The Law and the President: In a national emergency, who you gonna call?

. . .We need both the rule of law and the power to escape it–and that twofold need is just what the Constitution provides for. . .

. . .Much present-day thinking puts civil liberties and the rule of law to the fore and forgets to consider emergencies when liberties are dangerous and law does not apply. . .

Question: from what source comes the idea that only Congress should determine what is OK? I’ve concluded that the New York Times et al must hold that view - the view that the U.S. Constitution is wrong and needs to be amended to make the Executive subordinate to the Congress. It is a “comforting” idea - just like a democracy should be, right? None of that king-like stuff.

Harvard prof. Harvey Mansfield (Political philosophy; American constitutionalism) wrote this illuminating piece for The Weekly Standard. The essay is an easy to follow constitutional brief on the logic of a strong, independent executive.

EMERGENCY POWER FOR SUCH UNDERHANDED activities as spying makes Americans uncomfortable and upset. Even those who do not suffer from squeamish distaste for self-defense, and do not mind getting tough when necessary, feel uneasy. A republic like ours is always more at ease in dealing with criminals than with enemies. Criminals violate the law, and the law can be vindicated with police, prosecutors, juries, and judges who stay within the law: At least for the most part, the law vindicates itself. Enemies, however, not merely violate but oppose the law. They oppose our law and want to replace it with theirs. To counter enemies, a republic must have and use force adequate to a greater threat than comes from criminals, who may be quite patriotic if not public-spirited, and have nothing against the law when applied to others besides themselves. But enemies, being extra-legal, need to be faced with extra-legal force.

This home truth gets little recognition from critics of the Bush administration’s surveillance activities in the war on terror. Some of its defenders, too, seem unaware of the full extent to which the Constitution addresses the problems we face today and how useful and relevant its principles prove to be.

One can begin from the fact that the American Constitution made the first republic with a strong executive. A strong executive is one that is not confined to executing the laws but has extra-legal powers such as commanding the military, making treaties (and carrying on foreign policy), and pardoning the convicted, not to mention a veto of legislation. To confirm the extra-legal character of the presidency, the Constitution has him take an oath not to execute the laws but to execute the office of president, which is larger.

Thus it is wrong to accuse President Bush of acting illegally in the surveillance of possible enemies, as if that were a crime and legality is all that matters. This is simplistic, small-r republican thinking of the kind that our Constitution surpassed when it constructed a strong executive. The Constitution took seriously a difficulty in the rule of law that the republican tradition before 1787 had slighted. The difficulty is obvious enough, but republicans tend to overlook it or minimize it because they believe, as republicans, that power is safer in the hands of many than in those of one or a few. Power is more surely in the hands of many when exercised in the form of law–”standing rules,” as opposed to arbitrary decree. Republics tend to believe in the rule of law and hence to favor legislative power over executive.

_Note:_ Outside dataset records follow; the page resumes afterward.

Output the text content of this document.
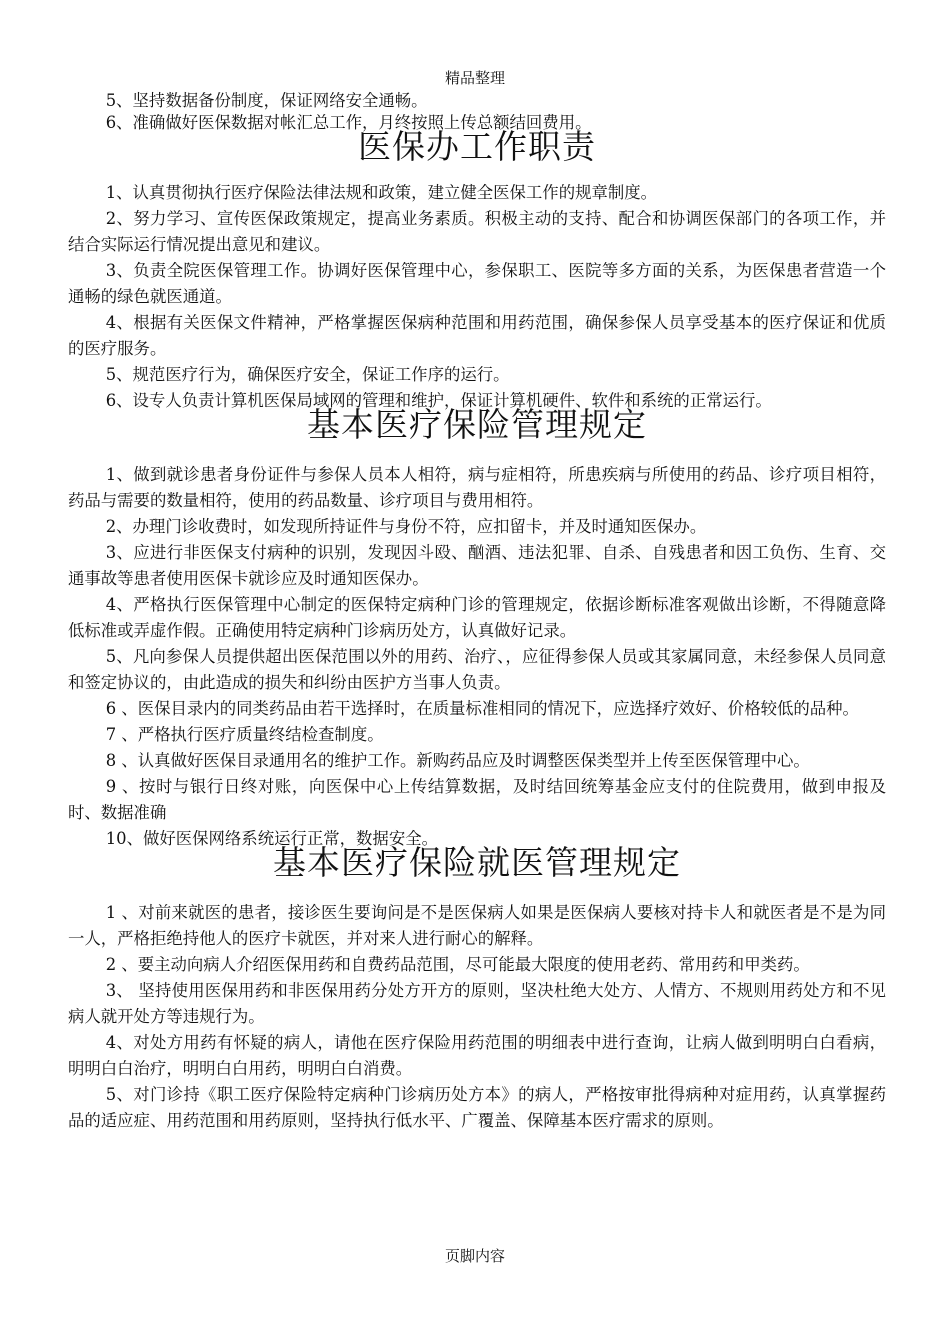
精品整理

5、坚持数据备份制度，保证网络安全通畅。

6、准确做好医保数据对帐汇总工作，月终按照上传总额结回费用。

医保办工作职责

1、认真贯彻执行医疗保险法律法规和政策，建立健全医保工作的规章制度。

2、努力学习、宣传医保政策规定，提高业务素质。积极主动的支持、配合和协调医保部门的各项工作，并结合实际运行情况提出意见和建议。

3、负责全院医保管理工作。协调好医保管理中心，参保职工、医院等多方面的关系，为医保患者营造一个通畅的绿色就医通道。

4、根据有关医保文件精神，严格掌握医保病种范围和用药范围，确保参保人员享受基本的医疗保证和优质的医疗服务。

5、规范医疗行为，确保医疗安全，保证工作序的运行。

6、设专人负责计算机医保局域网的管理和维护，保证计算机硬件、软件和系统的正常运行。

基本医疗保险管理规定

1、做到就诊患者身份证件与参保人员本人相符，病与症相符，所患疾病与所使用的药品、诊疗项目相符，药品与需要的数量相符，使用的药品数量、诊疗项目与费用相符。

2、办理门诊收费时，如发现所持证件与身份不符，应扣留卡，并及时通知医保办。

3、应进行非医保支付病种的识别，发现因斗殴、酗酒、违法犯罪、自杀、自残患者和因工负伤、生育、交通事故等患者使用医保卡就诊应及时通知医保办。

4、严格执行医保管理中心制定的医保特定病种门诊的管理规定，依据诊断标准客观做出诊断，不得随意降低标准或弄虚作假。正确使用特定病种门诊病历处方，认真做好记录。

5、凡向参保人员提供超出医保范围以外的用药、治疗、，应征得参保人员或其家属同意，未经参保人员同意和签定协议的，由此造成的损失和纠纷由医护方当事人负责。

6 、医保目录内的同类药品由若干选择时，在质量标准相同的情况下，应选择疗效好、价格较低的品种。

7 、严格执行医疗质量终结检查制度。

8 、认真做好医保目录通用名的维护工作。新购药品应及时调整医保类型并上传至医保管理中心。

9 、按时与银行日终对账，向医保中心上传结算数据，及时结回统筹基金应支付的住院费用，做到申报及时、数据准确

10、做好医保网络系统运行正常，数据安全。

基本医疗保险就医管理规定

1 、对前来就医的患者，接诊医生要询问是不是医保病人如果是医保病人要核对持卡人和就医者是不是为同一人，严格拒绝持他人的医疗卡就医，并对来人进行耐心的解释。

2 、要主动向病人介绍医保用药和自费药品范围，尽可能最大限度的使用老药、常用药和甲类药。

3、 坚持使用医保用药和非医保用药分处方开方的原则，坚决杜绝大处方、人情方、不规则用药处方和不见病人就开处方等违规行为。

4、对处方用药有怀疑的病人，请他在医疗保险用药范围的明细表中进行查询，让病人做到明明白白看病，明明白白治疗，明明白白用药，明明白白消费。

5、对门诊持《职工医疗保险特定病种门诊病历处方本》的病人，严格按审批得病种对症用药，认真掌握药品的适应症、用药范围和用药原则，坚持执行低水平、广覆盖、保障基本医疗需求的原则。

页脚内容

Yet the rule of law is not enough to run a government. Any set of standing rules is liable to encounter an emergency requiring an exception from the rule or an improvised response when no rule exists. In Machiavelli’s terms, ordinary power needs to be supplemented or corrected by the extraordinary power of a prince, using wise discretion. “Necessity knows no law” is a maxim everyone admits, and takes advantage of, when in need. Small-r republicans especially are reluctant to accept it because they see that wise discretion opens the door to unwise discretion. But there is no way to draw a line between the wise and the unwise without making a law (or something like it) and thus returning to the inflexibility of the rule of law. We need both the rule of law and the power to escape it–and that twofold need is just what the Constitution provides for.

Yet the legislature and the judiciary will of course be partial to the rule of law, and the executive partial to the need for discretion.
The Constitution maintains both opposite principles by arranging for an interested party or parties to support that principle in exercising its power. It does not try to teach the overall truth to all parties, as if it were possible to have the legislature and judiciary demurely defer to the executive when discretion is needed, and the reverse when the rule of law rightly asserts itself. No, there will be conflict between discretion and the rule of law, each party aware of the other principle but more convinced by its own.

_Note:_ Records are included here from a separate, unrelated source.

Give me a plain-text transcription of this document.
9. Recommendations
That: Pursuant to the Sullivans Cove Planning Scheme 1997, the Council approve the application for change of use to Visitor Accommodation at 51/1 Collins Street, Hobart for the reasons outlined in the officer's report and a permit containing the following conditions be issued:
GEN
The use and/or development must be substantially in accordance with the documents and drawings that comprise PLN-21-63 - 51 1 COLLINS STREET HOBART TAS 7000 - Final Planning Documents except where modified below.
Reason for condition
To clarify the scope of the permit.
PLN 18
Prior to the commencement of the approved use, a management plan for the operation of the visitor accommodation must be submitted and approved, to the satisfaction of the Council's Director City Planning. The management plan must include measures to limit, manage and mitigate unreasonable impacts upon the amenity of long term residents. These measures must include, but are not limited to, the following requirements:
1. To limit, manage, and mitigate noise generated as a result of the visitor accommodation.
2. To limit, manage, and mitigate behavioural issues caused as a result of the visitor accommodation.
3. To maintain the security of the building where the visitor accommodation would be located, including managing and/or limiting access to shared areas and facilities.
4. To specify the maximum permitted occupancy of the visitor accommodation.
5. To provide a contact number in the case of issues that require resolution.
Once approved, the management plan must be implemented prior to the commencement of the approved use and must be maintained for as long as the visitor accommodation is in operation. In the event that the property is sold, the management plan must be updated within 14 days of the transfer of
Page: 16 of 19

That is why the two principles do not coincide with the differences between liberals and conservatives, or Democrats and Republicans.
Democrats uphold the rule of law now, because as things stand that is all they can hope for. When they held the presidency with Bill Clinton, it was they, during the impeachment trial, who called for pardon and the Republicans holding Congress who tried manfully to vindicate the rule of law by punishing a president who admitted he had violated the law.